Formato: Online Artículo Texto
Lenguaje:English
Publicado: John Wiley and Sons Inc. 2020
Materias:
Acceso en línea:https://www.ncbi.nlm.nih.gov/pmc/articles/PMC7839485/
https://www.ncbi.nlm.nih.gov/pubmed/33068298
http://dx.doi.org/10.1002/cpt.2088
Descripción
Sumario:Model‐informed precision dosing (MIPD) leverages pharmacokinetic (PK) models to tailor dosing to an individual patient’s needs, improving attainment of therapeutic drug exposure targets and thus potentially improving drug efficacy or reducing adverse events. However, selection of an appropriate model for supporting clinical decision making is not trivial. Error or bias in dose selection may arise if the selected model was developed in a population not fully representative of the intended MIPD population. One previously proposed approach is continuous learning, in which an initial model is used in MIPD and then updated as additional data becomes available. In this case study of pediatric vancomycin MIPD, the potential benefits of the continuous learning approach are investigated. Five previously published models were evaluated and found to perform adequately in a data set of 273 pediatric patients in the intensive care unit.
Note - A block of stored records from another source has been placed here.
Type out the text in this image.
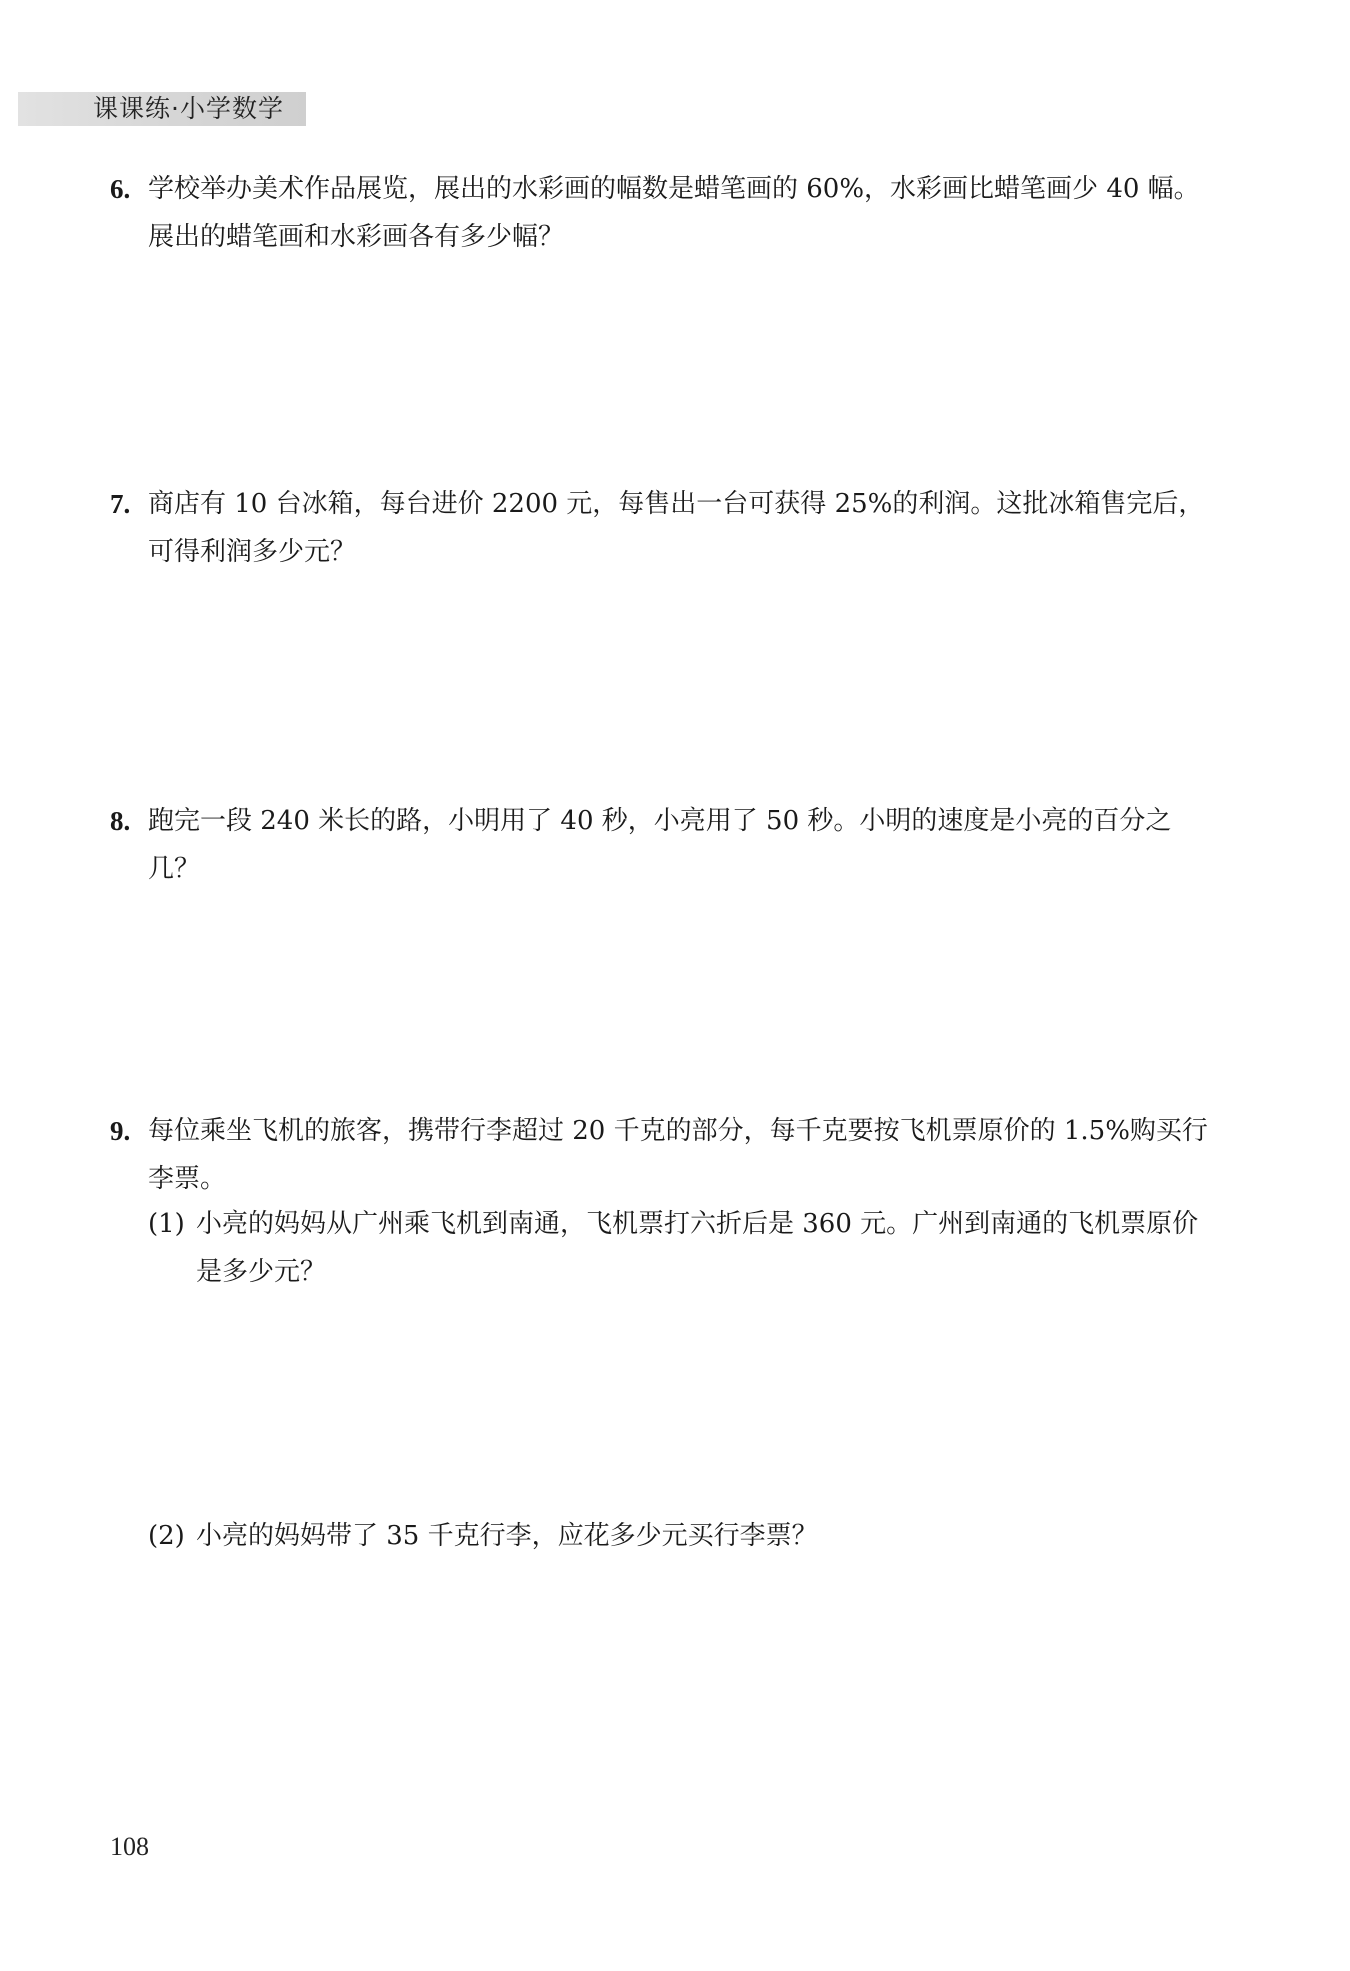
课课练·小学数学
6. 学校举办美术作品展览，展出的水彩画的幅数是蜡笔画的 60%，水彩画比蜡笔画少 40 幅。展出的蜡笔画和水彩画各有多少幅？
7. 商店有 10 台冰箱，每台进价 2200 元，每售出一台可获得 25%的利润。这批冰箱售完后，可得利润多少元？
8. 跑完一段 240 米长的路，小明用了 40 秒，小亮用了 50 秒。小明的速度是小亮的百分之几？
9. 每位乘坐飞机的旅客，携带行李超过 20 千克的部分，每千克要按飞机票原价的 1.5%购买行李票。
(1) 小亮的妈妈从广州乘飞机到南通，飞机票打六折后是 360 元。广州到南通的飞机票原价是多少元？
(2) 小亮的妈妈带了 35 千克行李，应花多少元买行李票？
108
Additionally, two predefined simple PK models were fitted on separate populations of 50–350 patients in an approach mimicking clinical implementation of automated continuous learning. With these continuous learning models, prediction error using population PK parameters could be reduced by 2–13% compared with previously published models. Sample sizes of at least 200 patients were found suitable for capturing the interindividual variability in vancomycin at this institution, with limited benefits of larger data sets. Although comprised mostly of trough samples, these sparsely sampled routine clinical data allowed for reasonable estimation of simulated area under the curve (AUC). Together, these findings lay the foundations for a continuous learning MIPD approach.